San Francisco lawmakers approved the mid-Market "Twitter tax break" on Tuesday in a near-empty board chamber, drawing an anticlimactic close to a debate that had polarized the city for two months.  The legislation freezes payroll taxes along the mid-Market corridor for six years, a move supervisors hope will keep Twitter's headquarters in San Francisco.

The Board immediately moved onto the next, thorny question: What should San Francisco do with the rest of its startups that are threatening to leave because of the city’s payroll tax?

Supervisor Mark Farrell introduced legislation Tuesday that would amend the payroll tax code to no longer consider stock options as employee compensation. Since 2004, the city has defined options as payroll to be taxed at 1.5 percent.

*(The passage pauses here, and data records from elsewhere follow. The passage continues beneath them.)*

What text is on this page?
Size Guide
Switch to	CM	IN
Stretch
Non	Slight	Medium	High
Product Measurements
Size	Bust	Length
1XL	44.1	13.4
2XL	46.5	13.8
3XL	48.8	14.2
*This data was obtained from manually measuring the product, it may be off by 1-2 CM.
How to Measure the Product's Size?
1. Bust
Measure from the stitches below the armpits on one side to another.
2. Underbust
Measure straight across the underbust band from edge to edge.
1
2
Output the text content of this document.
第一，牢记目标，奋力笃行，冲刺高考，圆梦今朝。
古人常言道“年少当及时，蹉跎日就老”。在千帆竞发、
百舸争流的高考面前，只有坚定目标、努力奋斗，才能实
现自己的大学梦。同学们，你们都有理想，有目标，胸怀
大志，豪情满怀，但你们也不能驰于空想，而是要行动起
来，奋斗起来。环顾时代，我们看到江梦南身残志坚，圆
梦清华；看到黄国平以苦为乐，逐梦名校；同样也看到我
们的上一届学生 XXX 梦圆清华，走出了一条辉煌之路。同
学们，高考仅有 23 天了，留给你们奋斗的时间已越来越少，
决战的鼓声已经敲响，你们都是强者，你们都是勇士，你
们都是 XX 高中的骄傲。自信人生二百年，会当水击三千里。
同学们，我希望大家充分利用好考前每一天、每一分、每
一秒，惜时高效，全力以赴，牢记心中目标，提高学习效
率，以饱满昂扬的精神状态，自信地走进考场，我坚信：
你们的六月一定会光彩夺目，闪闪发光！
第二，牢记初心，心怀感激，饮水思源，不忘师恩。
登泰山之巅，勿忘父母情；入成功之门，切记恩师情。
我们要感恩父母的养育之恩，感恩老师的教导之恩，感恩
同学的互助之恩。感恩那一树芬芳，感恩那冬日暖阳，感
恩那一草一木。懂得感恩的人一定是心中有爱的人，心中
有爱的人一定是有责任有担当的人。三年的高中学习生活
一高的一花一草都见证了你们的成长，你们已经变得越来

But only now, as a handful of high-profile tech companies like Twitter and Zynga prepare for their initial public offerings, has the tax emerged as a concern.

In recent weeks a handful of companies including Twitter, Zynga, and Yelp have pressed city officials to amend the tax, saying they would rather relocate than stay in San Francisco and absorb a huge tax hit in the event they go public and their shares soar in value.

A study conducted by budget analyst Harvey Rose found that San Francisco was the only city in the nation that taxed stock options, Farrell said.

“The hard truth of the matter is San Francisco is a complete outlier on the issue that needs to be corrected,” Farrell told the board. “It’s not a minor tax or a little issue, it’s a major problem.”

There has been broad political support for amending the payroll tax. Farrell, Supervisor Ross Mirkarimi and Board President David Chiu all taking part in a “tech council” comprised of industry executives, venture capitalists and tax lawyers and convened by city officials to discuss possible solutions. The council met for the first time on Monday.

But supervisors disagree about how to change the tax.

Mirkarimi introduced a similar measure last month that exempted the payroll tax for pre-IPO companies, but for only for a two-year window. Farrell warned on Tuesday that Mirkarimi’s temporary fix would amount to “kicking the can down the road” and would create uncertainty, which businesses loathe. (Chiu is also developing similar legislation.)

Mirkarimi responded by labeling Farrell’s legislation “an unknown quantity.” City economists have not calculated how much tax revenue San Francisco would lose with a stock option exemption, Mirkarimi said.

“We’ll never know how much it’ll cost the city,” Mirkarimi said, adding that his legislation would only target young, private companies and buy time for the city to more finely calibrate its tax structure.

“Ours has an accountable population for a discreet amount of time,” he said. “That enables us to define the impacts. It targets companies that are IPOs and we can study that.”